Imagine a ball moving in a force field spatially and temporally varying. If we know the force on the ball at every point in space and time then we can easily calculate the trajectory of the ball by using Newton’s laws. Problem is easy even if the field is varying, as long as the field variation does not depend upon the position or velocity of the ball. Now let’s attach a second ball to the first one by means of a spring. In general the spring will either be stretched or compressed the balls will exert a force with each other. The motion of the balls is still described by Newton’s classical laws of motion, but now the motion of the first ball A linked with the motion of the second one. That is, we cannot compute the trajectories of the balls separately. If there are many balls then the problem rapidly becomes complex. It should be stressed that the balls are still subject to Newton’s laws, but the difficulty of solving the motion equations increases rapidly because of the coupling. This is, in essence, a Many Body System : a sort of network of interacting entities in a field.

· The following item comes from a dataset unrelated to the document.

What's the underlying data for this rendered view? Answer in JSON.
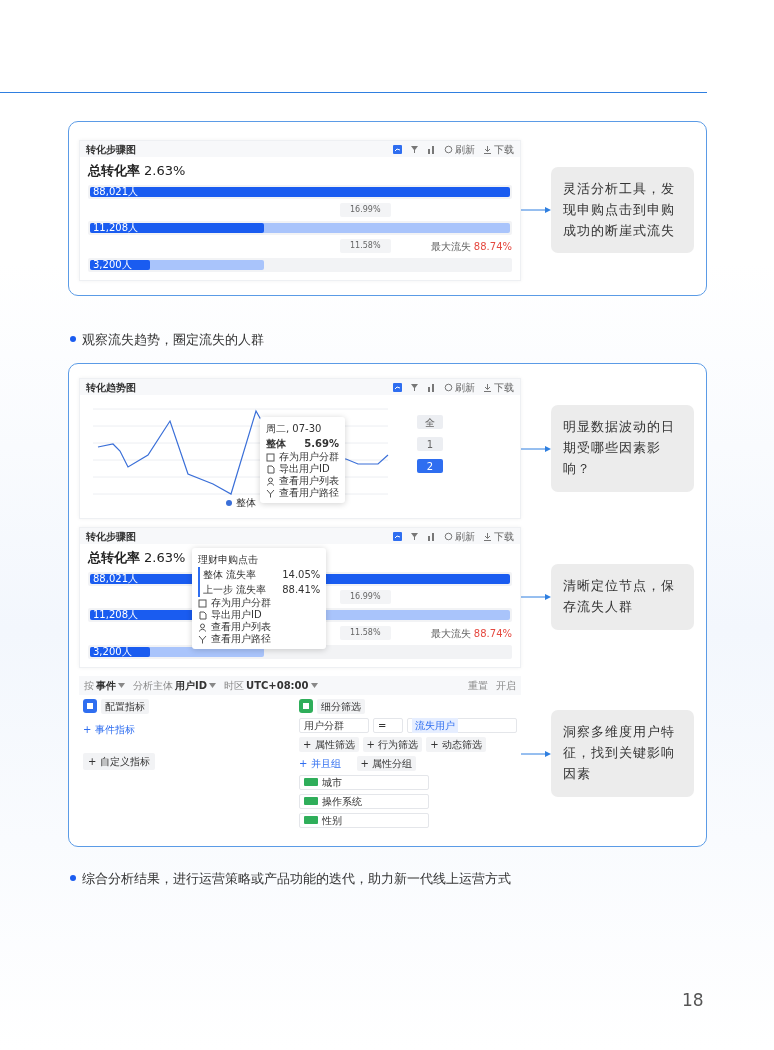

Now imagine “replacing” the ball with a neuron and the force field (spatially and temporally varying) with the chemical field of neurotransmitters. Now add a second neuron, attached to the first one with some synapsis and so on… that’s modelling brain’s neural network as a Many Body System. Neurons might be simple, but complexity (with its wonderful properties) rapidly emerges because of their coupling.

Neurons Network as a Many Body System

Also future networks and even more social networks could be seen, in principle, as Many Body Systems (think about people behaviors coupling in certain socio-cultural fields): amazingly concepts and mathematical models being used in many-body mechanics will be valuable instruments to describe and master complexity of networks problems.